Russell Okung, an outspoken critic of the proposed CBA, on Monday filed an unfair labor practice charge with the National Labor Relations Board, accusing the union of negotiating in bad faith. It is unclear what effect the charge -- or any decision by the NLRB -- could have on the CBA if it is ratified, but at the very least, Okung's accusation underscores the divisions among union members that have become apparent in recent weeks.

5) Will the drug and discipline policy change?

Yes, somewhat. On discipline, a new neutral "discipline officer" will make the initial decisions on punishment for violations of the personal conduct policy. Those decisions can be appealed to the commissioner by either side. The commissioner has final say. The changes to the drug policy eliminate suspensions for positive tests for marijuana, allows testing only in the first two weeks of training camp and significantly raises the threshold for a positive test. There are also tweaks to the performance enhancing drug policy. And maybe most notably, a suspension for driving under the influence will be three games.

6) Why do this deal now, when there is still a full year left on the old one?

The big reason is because the league has to start negotiating the new media deals, and it is in a much stronger negotiating position if it can go to the media companies and say there is a guaranteed decade of uninterrupted football in hand. Remember those media kickers?
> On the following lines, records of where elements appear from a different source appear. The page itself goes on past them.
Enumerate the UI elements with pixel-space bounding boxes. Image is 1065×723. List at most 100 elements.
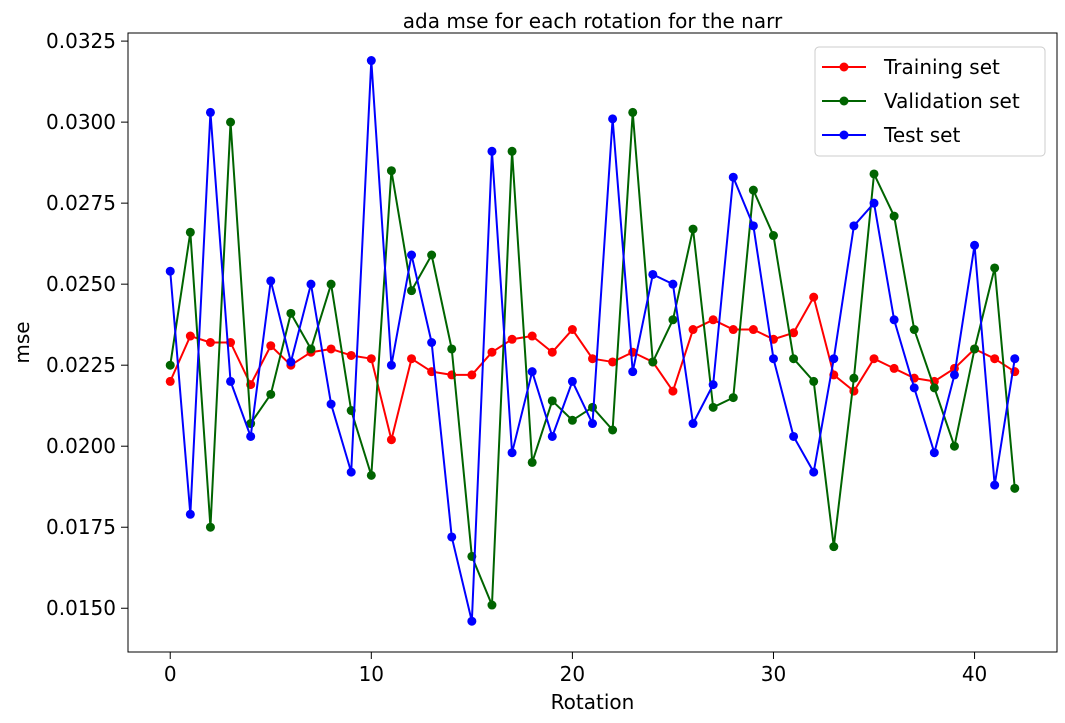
series-1-point	[487, 600, 497, 610]
series-2-point	[688, 419, 698, 429]
series-0-point	[507, 334, 517, 344]
chart-title: ada mse for each rotation for the narr	[403, 9, 783, 33]
y-tick-label: 0.0300	[46, 110, 116, 134]
series-1-point	[1010, 483, 1020, 493]
plot-area	[127, 32, 1058, 653]
y-tick-label: 0.0275	[46, 191, 116, 215]
y-tick-label: 0.0325	[46, 29, 116, 53]
series-2-point	[949, 370, 959, 380]
series-1-point	[226, 117, 236, 127]
series-0-point	[728, 325, 738, 335]
series-2-point	[427, 338, 437, 347]
series-1-point	[447, 344, 457, 354]
series-1-point	[185, 227, 195, 237]
series-2-point	[889, 315, 899, 325]
series-0-point	[266, 341, 276, 351]
series-1-point	[366, 470, 376, 480]
series-2-point	[929, 448, 939, 458]
series-2-point	[809, 467, 819, 477]
series-0-point	[608, 357, 618, 367]
series-1-point	[668, 315, 678, 325]
series-2-point	[306, 279, 316, 289]
series-1-point	[527, 457, 537, 467]
series-0-point	[789, 328, 799, 338]
series-1-point	[949, 441, 959, 451]
series-1-point	[588, 402, 597, 412]
legend-label: Validation set	[884, 89, 1020, 113]
series-2-point	[185, 509, 195, 519]
series-0-point	[567, 325, 577, 335]
series-2-point	[527, 367, 537, 377]
series-0-point	[809, 292, 819, 302]
series-0-point	[326, 344, 336, 354]
series-1-point	[205, 522, 215, 532]
series-1-point	[628, 107, 638, 117]
series-1-point	[266, 389, 276, 399]
legend: Training set Validation set Test set	[814, 46, 1046, 157]
series-0-point	[185, 331, 195, 341]
series-2-point	[507, 448, 517, 458]
series-1-point	[326, 279, 336, 289]
series-2-point	[205, 107, 215, 117]
series-2-point	[1010, 354, 1020, 364]
series-0-point	[869, 354, 879, 364]
series-0-point	[708, 315, 718, 325]
x-tick-label: 10	[359, 662, 384, 686]
series-1-point	[990, 263, 1000, 273]
series-2-point	[728, 172, 738, 182]
x-tick-label: 30	[761, 662, 786, 686]
plot-frame	[127, 32, 1058, 653]
series-1-point	[849, 373, 859, 383]
series-2-point	[648, 269, 658, 279]
series-0-point	[990, 354, 1000, 364]
series-2-point	[447, 532, 457, 542]
legend-marker	[839, 96, 849, 106]
series-0-point	[849, 386, 859, 396]
series-2-point	[768, 354, 778, 364]
series-2-point	[407, 250, 417, 260]
legend-marker	[839, 62, 849, 72]
series-1-point	[829, 542, 839, 552]
legend-label: Training set	[883, 55, 1000, 79]
series-0-point	[588, 354, 597, 364]
series-1-point	[286, 308, 296, 318]
y-tick-label: 0.0250	[46, 272, 116, 296]
series-1-point	[407, 286, 417, 296]
series-1-point	[648, 357, 658, 367]
series-2-point	[909, 383, 919, 393]
y-tick-label: 0.0225	[46, 353, 116, 377]
series-2-point	[467, 616, 477, 626]
series-2-point	[708, 380, 718, 390]
series-2-point	[266, 276, 276, 286]
series-2-point	[628, 367, 638, 377]
series-2-point	[748, 221, 758, 231]
series-1-point	[507, 146, 517, 156]
series-2-point	[226, 376, 236, 386]
series-2-point	[165, 266, 175, 276]
series-1-point	[970, 344, 980, 354]
series-2-point	[970, 240, 980, 250]
series-2-point	[487, 146, 497, 156]
series-1-point	[567, 415, 577, 425]
series-0-point	[527, 331, 537, 341]
series-0-point	[407, 354, 417, 364]
series-2-point	[829, 354, 839, 364]
series-1-point	[869, 169, 879, 179]
series-2-point	[547, 431, 557, 441]
y-axis-label: mse	[10, 321, 34, 363]
series-1-point	[386, 166, 396, 176]
y-tick-label: 0.0200	[46, 434, 116, 458]
series-1-point	[608, 425, 618, 435]
series-0-point	[205, 338, 215, 347]
series-0-point	[748, 325, 758, 335]
series-2-point	[849, 221, 859, 231]
legend-box	[814, 46, 1046, 157]
series-0-point	[386, 435, 396, 445]
series-2-point	[608, 114, 618, 124]
series-2-point	[386, 360, 396, 370]
series-2-point	[346, 467, 356, 477]
series-0-point	[346, 350, 356, 360]
y-tick-label: 0.0150	[46, 596, 116, 620]
x-axis-ticks: 0 10 20 30 40	[164, 652, 987, 686]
If the deal fails to be passed, the league would be negotiating with the possibility that there would be a work stoppage after the 2020 deal, if a CBA couldn't get done at the end of the current one. The fear is that the threat of a work stoppage would mean the NFL could not fully maximize its new media deals.

The NFL is coming off a season of strong ratings, but there is the expectation that they could dip this fall as interest in the presidential election ramps up. The NFL is concerned about future economic uncertainty, like the recent stock market drops related to coronavirus fears, and wants to negotiate the media deals before a sustained downturn.